Geek: Getting over to the mythology part of mermaids, were there any mythological stories or traits that surprised you, because they’re not like what we think of when we think of mermaids?

Ventura: Yeah. In the old Irish folklore, which is the most prevalent as far as written records go, mermaids are attractive creatures that have a dark side. In one story that’s been told in maybe a dozen different ways – in my book it’s “Lutey and the Mermaid” – a man named Lutey gets tricked into helping this mermaid. She’s been washed up in a tide pool and she needs to get home or else her husband will eat her children. There are many quirky things like that, that seem to be consistent. There’s usually a dark, menacing merman lurking behind, in the palace below. Their goals are ultimately to drown their victims.


Geek: How did you pick the stories you included in the book?
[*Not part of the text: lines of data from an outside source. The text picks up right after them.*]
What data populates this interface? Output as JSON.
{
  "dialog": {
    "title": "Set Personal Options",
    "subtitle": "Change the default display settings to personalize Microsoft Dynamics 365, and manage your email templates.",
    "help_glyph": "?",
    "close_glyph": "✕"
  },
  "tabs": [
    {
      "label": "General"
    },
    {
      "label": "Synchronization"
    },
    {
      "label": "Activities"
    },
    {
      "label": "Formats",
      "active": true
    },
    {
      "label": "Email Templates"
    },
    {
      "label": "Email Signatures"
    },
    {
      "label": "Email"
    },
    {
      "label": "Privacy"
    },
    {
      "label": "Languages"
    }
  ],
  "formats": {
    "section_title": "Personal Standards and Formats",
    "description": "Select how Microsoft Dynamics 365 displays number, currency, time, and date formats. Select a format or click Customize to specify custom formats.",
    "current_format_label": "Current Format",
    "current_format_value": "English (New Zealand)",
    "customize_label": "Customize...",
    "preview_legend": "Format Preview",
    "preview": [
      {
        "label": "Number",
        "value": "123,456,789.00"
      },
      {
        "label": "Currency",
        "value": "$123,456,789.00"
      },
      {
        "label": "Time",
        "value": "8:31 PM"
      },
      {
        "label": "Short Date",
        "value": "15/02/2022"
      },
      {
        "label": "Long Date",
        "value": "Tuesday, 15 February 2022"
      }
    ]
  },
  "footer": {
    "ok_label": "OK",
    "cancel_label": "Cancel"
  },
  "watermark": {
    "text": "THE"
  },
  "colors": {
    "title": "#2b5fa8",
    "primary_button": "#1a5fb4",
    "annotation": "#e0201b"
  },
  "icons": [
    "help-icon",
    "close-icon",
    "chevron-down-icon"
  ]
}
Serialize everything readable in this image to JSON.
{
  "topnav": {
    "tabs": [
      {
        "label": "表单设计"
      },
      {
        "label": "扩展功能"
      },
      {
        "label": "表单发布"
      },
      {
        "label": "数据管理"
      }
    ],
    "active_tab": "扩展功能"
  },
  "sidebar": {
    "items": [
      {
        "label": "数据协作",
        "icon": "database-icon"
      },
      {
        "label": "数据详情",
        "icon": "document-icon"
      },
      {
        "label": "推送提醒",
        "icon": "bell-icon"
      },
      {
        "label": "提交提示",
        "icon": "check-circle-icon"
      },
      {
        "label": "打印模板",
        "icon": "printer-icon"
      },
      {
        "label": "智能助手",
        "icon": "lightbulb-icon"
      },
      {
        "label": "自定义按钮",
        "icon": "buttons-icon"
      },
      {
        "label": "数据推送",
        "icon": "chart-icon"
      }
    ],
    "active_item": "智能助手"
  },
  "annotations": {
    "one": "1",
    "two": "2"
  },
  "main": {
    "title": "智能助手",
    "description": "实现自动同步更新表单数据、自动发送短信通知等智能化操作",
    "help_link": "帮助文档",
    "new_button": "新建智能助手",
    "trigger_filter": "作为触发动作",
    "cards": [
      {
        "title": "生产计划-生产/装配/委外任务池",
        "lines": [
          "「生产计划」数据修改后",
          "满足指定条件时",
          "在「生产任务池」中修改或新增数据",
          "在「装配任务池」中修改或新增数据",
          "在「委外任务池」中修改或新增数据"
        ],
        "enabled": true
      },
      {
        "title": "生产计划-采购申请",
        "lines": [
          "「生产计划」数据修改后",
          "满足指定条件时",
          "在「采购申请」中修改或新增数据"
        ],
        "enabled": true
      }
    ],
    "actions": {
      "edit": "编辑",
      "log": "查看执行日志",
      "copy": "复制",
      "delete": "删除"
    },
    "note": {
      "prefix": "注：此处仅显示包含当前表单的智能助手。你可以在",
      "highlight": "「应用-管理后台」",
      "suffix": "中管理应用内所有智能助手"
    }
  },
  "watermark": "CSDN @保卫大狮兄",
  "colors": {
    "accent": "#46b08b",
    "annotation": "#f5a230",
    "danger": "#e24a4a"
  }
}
Ventura: I definitely had to have some help from my editor on that. I had about ten additional stories and we narrowed it down. My main criteria was that the stories were a really good read. I picked a couple of my old favorites. I went with a couple that made me laugh, and one or two that I thought represented different times and places, including a really funny one from the early 1900s. It’s about a mermaid in Central Park. Two men fashion a tank to the back of a early Model T kind of car and take her out for a joyride. I wanted a well-rounded selection of classic mermaid tales.

Geek: Did you find many mermaids in comic books, or things like that?

Ventura: Well, of course one of the first DC comic characters was Aquaman, who debuted in 1941 as a powerful underwater hero. He could communicate telepathically with the sea creatures and even had an octopus sidekick for a while. He later joined The Justice League. There were a bevy of sea and water related characters that were featured in the comics, including a magical Lady of the Lake, and a nemesis named Ocean Master. I think this character had an influence on me as a child. There was also Namor the Sub-Mariner who was a Marvel character who actually pre-dated Aquaman; he appeared in 1939. They shared a lot of characteristics and there was actually an unofficial character crossover, where DC's Aquaman and the Sub-Mariner are in the same issues; it's issue #72. I have not read this issue; it was one of the last Aquaman and it came out in the 1970's. There was also a DC comics character called Little Mermaid, part of the Super Friends series. She could turn her legs into fish fins and breath underwater. She often helped Aquaman, but of course he got all the credit! All of these adventures bring up Lemuria and Atlantis, which are ancient underwater "lost" cities. I did see “The Little Mermaid” anime version. That’s got a great, dark twist to it compared to the Disney version. There’s definitely a lot of creepy sea creatures and mermaid-like beasts in anime, for sure.

Geek: Would you say the recent Animal Planet “documentary” got more people interested in mermaids?

Ventura: I think it reinvigorated the fascination with mermaids. I know that a lot of people believed that they were real and didn’t see the opening disclaimer that it was docu-fiction. I think it did bring up some fascinating ideas. The National Oceanic and Atmospheric Administration released an official statement after the documentary came out, saying that mermaids are not real. I also thought it was fascinating they’d go to such great lengths to say that.

Geek: You’ve carved out a niche for writing about bizarre things. What else have you written about in the world of the bizarre?

Ventura: I have two books of bizarre trivia that came out in the last few years. That’s everything from strange medical maladies, weird things in the news, phobias, bizarre laws. For example, there was a man in Pennsylvania who tried to file a lawsuit against Satan for his bad luck. It was thrown out of court on the grounds that Satan did not live in Pennsylvania. I have another book that’s coming out that’s similar to “Among the Mermaids” in that it has some fiction and it’s about banshees, werewolves and vampires. I was even recently asked whether I’d rather be a mermaid or a vampire. I think that is actually kind of a good question to put to readers, whether they’d rather be a mermaid or vampire. I think I would ultimately rather be a vampire, but I do see the appeal and desire to be a mermaid.